Messungen zeigen: Der afrikanische Kontinent erwärmt sich schneller als andere Weltregionen. Die Extremereignisse häufen sich. Dabei fehlen in den meisten Ländern immer noch lebensrettende Frühwarnsysteme. Welche Folgen hat der Klimawandel in Afrika schon heute?
Extremwetter und Ereignisse in Zusammenhang mit dem Klimawandel haben im vergangenen Jahr in Afrika mindestens 13 Millionen Menschen betroffen. Mehr als 3.000 Todesopfer seien darauf zurückzuführen, heißt es in einem Bericht der Weltorganisation für Meteorologie (WMO), der am Donnerstag veröffentlicht wurde. Auswirkungen der Klimaveränderung zeigten sich in allen wirtschaftlichen und gesellschaftlichen Bereichen Afrikas. Der Kontinent könne die Folgen nur schwer bewältigen.
Lediglich 40 Prozent der Länder besäßen lebensrettende Frühwarnsysteme für unterschiedliche Gefahren, schreiben die Fachleute im Bericht „State of the Climate in Africa“, der jährlich von der UN-Behörde herausgegeben wird.

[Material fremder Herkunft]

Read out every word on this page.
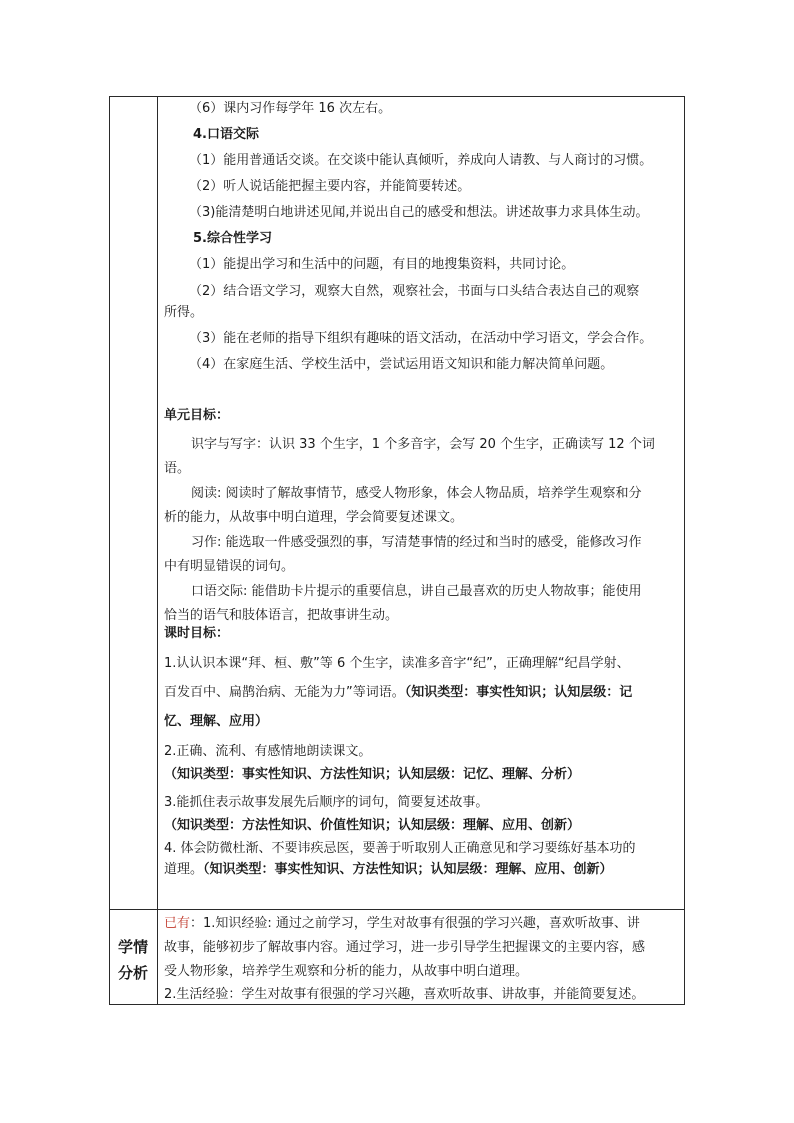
（6）课内习作每学年 16 次左右。
4.口语交际
（1）能用普通话交谈。在交谈中能认真倾听，养成向人请教、与人商讨的习惯。
（2）听人说话能把握主要内容，并能简要转述。
（3)能清楚明白地讲述见闻,并说出自己的感受和想法。讲述故事力求具体生动。
5.综合性学习
（1）能提出学习和生活中的问题，有目的地搜集资料，共同讨论。
（2）结合语文学习，观察大自然，观察社会，书面与口头结合表达自己的观察
所得。
（3）能在老师的指导下组织有趣味的语文活动，在活动中学习语文，学会合作。
（4）在家庭生活、学校生活中，尝试运用语文知识和能力解决简单问题。
单元目标：
识字与写字：认识 33 个生字，1 个多音字，会写 20 个生字，正确读写 12 个词
语。
阅读: 阅读时了解故事情节，感受人物形象，体会人物品质，培养学生观察和分
析的能力，从故事中明白道理，学会简要复述课文。
习作: 能选取一件感受强烈的事，写清楚事情的经过和当时的感受，能修改习作
中有明显错误的词句。
口语交际: 能借助卡片提示的重要信息，讲自己最喜欢的历史人物故事；能使用
恰当的语气和肢体语言，把故事讲生动。
课时目标：
1.认认识本课“拜、桓、敷”等 6 个生字，读准多音字“纪”，正确理解“纪昌学射、
百发百中、扁鹊治病、无能为力”等词语。（知识类型：事实性知识；认知层级：记
忆、理解、应用）
2.正确、流利、有感情地朗读课文。
（知识类型：事实性知识、方法性知识；认知层级：记忆、理解、分析）
3.能抓住表示故事发展先后顺序的词句，简要复述故事。
（知识类型：方法性知识、价值性知识；认知层级：理解、应用、创新）
4. 体会防微杜渐、不要讳疾忌医，要善于听取别人正确意见和学习要练好基本功的
道理。（知识类型：事实性知识、方法性知识；认知层级：理解、应用、创新）
学情
分析
已有：1.知识经验: 通过之前学习，学生对故事有很强的学习兴趣，喜欢听故事、讲
故事，能够初步了解故事内容。通过学习，进一步引导学生把握课文的主要内容，感
受人物形象，培养学生观察和分析的能力，从故事中明白道理。
2.生活经验：学生对故事有很强的学习兴趣，喜欢听故事、讲故事，并能简要复述。
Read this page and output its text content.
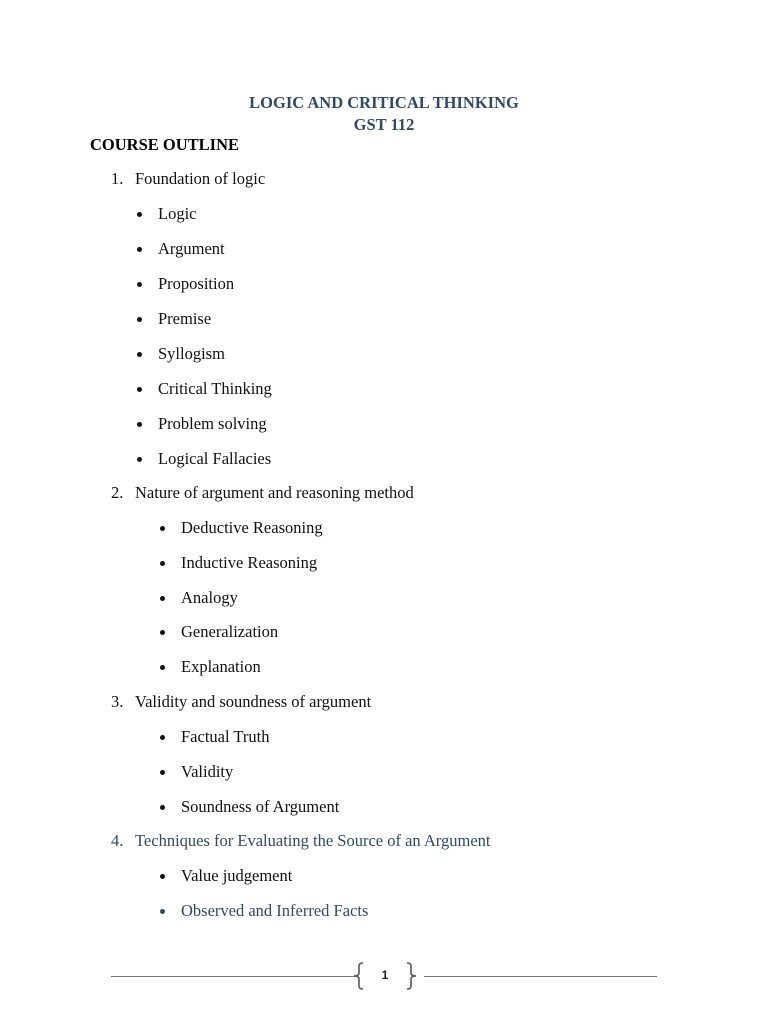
LOGIC AND CRITICAL THINKING
GST 112
COURSE OUTLINE
1. Foundation of logic
Logic
Argument
Proposition
Premise
Syllogism
Critical Thinking
Problem solving
Logical Fallacies
2. Nature of argument and reasoning method
Deductive Reasoning
Inductive Reasoning
Analogy
Generalization
Explanation
3. Validity and soundness of argument
Factual Truth
Validity
Soundness of Argument
4. Techniques for Evaluating the Source of an Argument
Value judgement
Observed and Inferred Facts
1
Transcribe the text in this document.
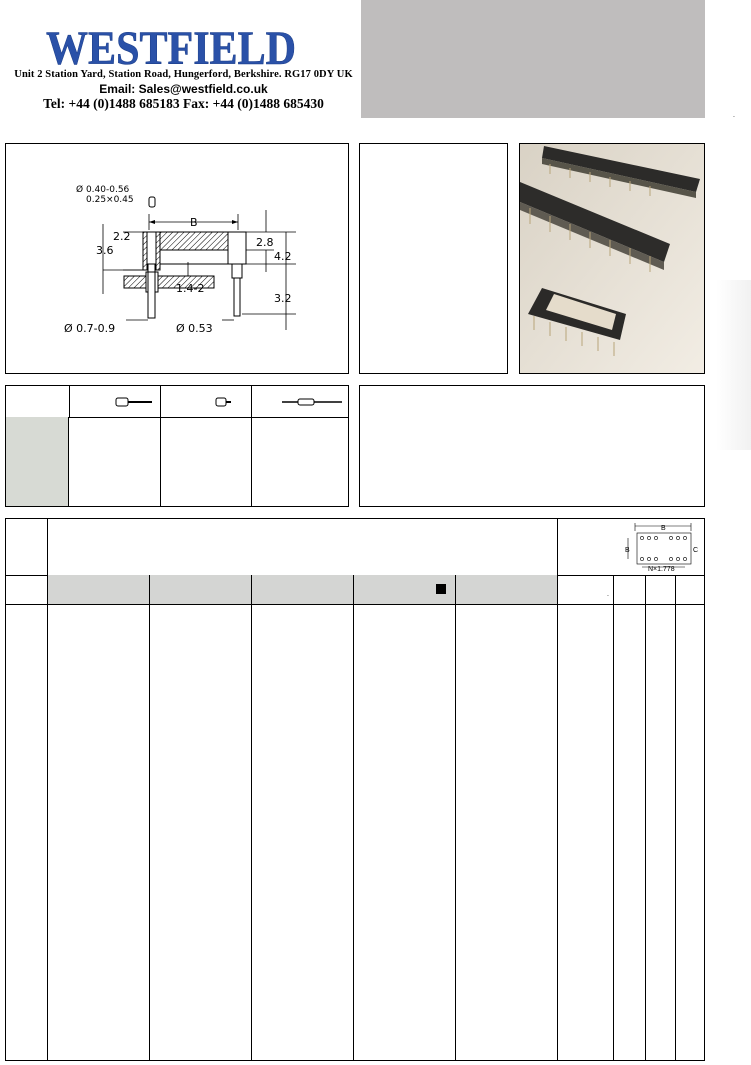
WESTFIELD
Unit 2 Station Yard, Station Road, Hungerford, Berkshire. RG17 0DY UK
Email: Sales@westfield.co.uk
Tel: +44 (0)1488 685183 Fax: +44 (0)1488 685430
.
Ø 0.40-0.56
0.25×0.45
B
2.2
3.6
2.8
4.2
3.2
1.4-2
Ø 0.7-0.9	Ø 0.53
.
B
B	C
N×1.778
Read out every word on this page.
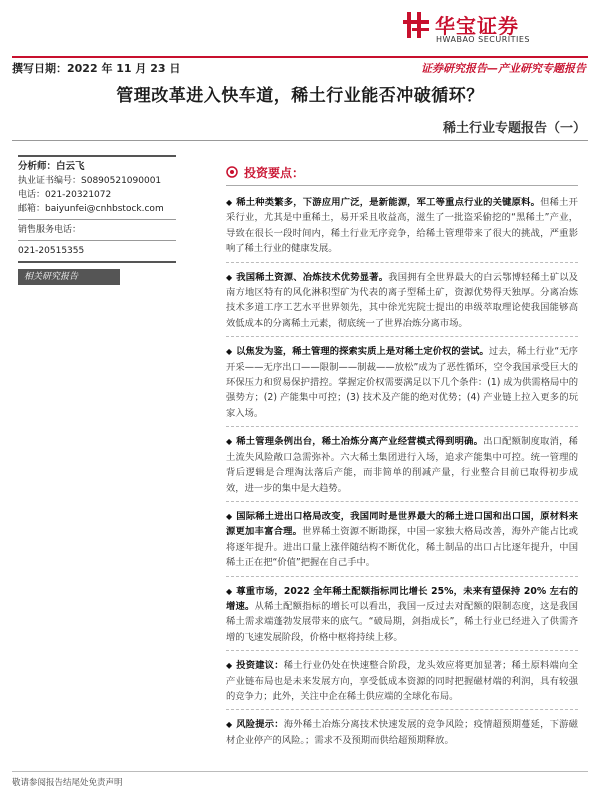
华宝证券
HWABAO SECURITIES
撰写日期：2022 年 11 月 23 日	证券研究报告—产业研究专题报告
管理改革进入快车道，稀土行业能否冲破循环？
稀土行业专题报告（一）
分析师：白云飞
执业证书编号：S0890521090001
电话：021-20321072
邮箱：baiyunfei@cnhbstock.com
销售服务电话：
021-20515355
相关研究报告
投资要点：

◆ 稀土种类繁多，下游应用广泛，是新能源，军工等重点行业的关键原料。但稀土开采行业，尤其是中重稀土，易开采且收益高，滋生了一批盗采偷挖的“黑稀土”产业，导致在很长一段时间内，稀土行业无序竞争，给稀土管理带来了很大的挑战，严重影响了稀土行业的健康发展。

◆ 我国稀土资源、冶炼技术优势显著。我国拥有全世界最大的白云鄂博轻稀土矿以及南方地区特有的风化淋积型矿为代表的离子型稀土矿，资源优势得天独厚。分离冶炼技术多道工序工艺水平世界领先，其中徐光宪院士提出的串级萃取理论使我国能够高效低成本的分离稀土元素，彻底统一了世界冶炼分离市场。

◆ 以焦发为鉴，稀土管理的探索实质上是对稀土定价权的尝试。过去，稀土行业“无序开采——无序出口——限制——制裁——放松”成为了恶性循环，空令我国承受巨大的环保压力和贸易保护措控。掌握定价权需要满足以下几个条件：(1) 成为供需格局中的强势方；(2) 产能集中可控；(3) 技术及产能的绝对优势；(4) 产业链上拉入更多的玩家入场。

◆ 稀土管理条例出台，稀土冶炼分离产业经营模式得到明确。出口配额制度取消，稀土流失风险敞口急需弥补。六大稀土集团进行入场，追求产能集中可控。统一管理的背后逻辑是合理淘汰落后产能，而非简单的削减产量，行业整合目前已取得初步成效，进一步的集中是大趋势。

◆ 国际稀土进出口格局改变，我国同时是世界最大的稀土进口国和出口国，原材料来源更加丰富合理。世界稀土资源不断勘探，中国一家独大格局改善，海外产能占比或将逐年提升。进出口量上涨伴随结构不断优化，稀土制品的出口占比逐年提升，中国稀土正在把“价值”把握在自己手中。

◆ 尊重市场，2022 全年稀土配额指标同比增长 25%，未来有望保持 20% 左右的增速。从稀土配额指标的增长可以看出，我国一反过去对配额的限制态度，这是我国稀土需求端蓬勃发展带来的底气。“破局期，剑指成长”，稀土行业已经进入了供需齐增的飞速发展阶段，价格中枢将持续上移。

◆ 投资建议：稀土行业仍处在快速整合阶段，龙头效应将更加显著；稀土原料端向全产业链布局也是未来发展方向，享受低成本资源的同时把握磁材端的利润，具有较强的竞争力；此外，关注中企在稀土供应端的全球化布局。

◆ 风险提示：海外稀土冶炼分离技术快速发展的竞争风险；疫情超预期蔓延，下游磁材企业停产的风险。；需求不及预期而供给超预期释放。

敬请参阅报告结尾处免责声明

Er trägt Bewertungen von nationalen meteorologischen und hydrologischen Diensten, Klimazentren und wissenschaftlichen Partnerorganisationen zusammen und soll politischen Entscheidungsträgern als Handreichung dienen.
Demnach erwärmt sich der afrikanische Kontinent schneller als die Erde im Ganzen; seit 1991 nahm das Tempo weiter zu. Je nach verwendetem Datensatz war 2025 für Afrika das siebtwärmste oder sogar drittwärmste Jahr seit Beginn der Aufzeichnungen.
Überschwemmungen, Dürren und ein ansteigender Meeresspiegel
Die Gletscher Afrikas verloren seit dem späten 19. Jahrhundert laut dem Bericht mehr als 90 Prozent ihrer Fläche. Auf dem Kilimandscharo schmolz die Gletscherfläche von 11,4 Quadratkilometern im Jahr 1900 auf weniger als einen Quadratkilometer. Auch die Meereserwärmung und die Versauerung der Ozeane, die marinen Ökosystemen schadet, schreiten den Angaben zufolge voran. Der Meeresspiegel stieg an einigen Küsten Afrikas stärker als im globalen Schnitt.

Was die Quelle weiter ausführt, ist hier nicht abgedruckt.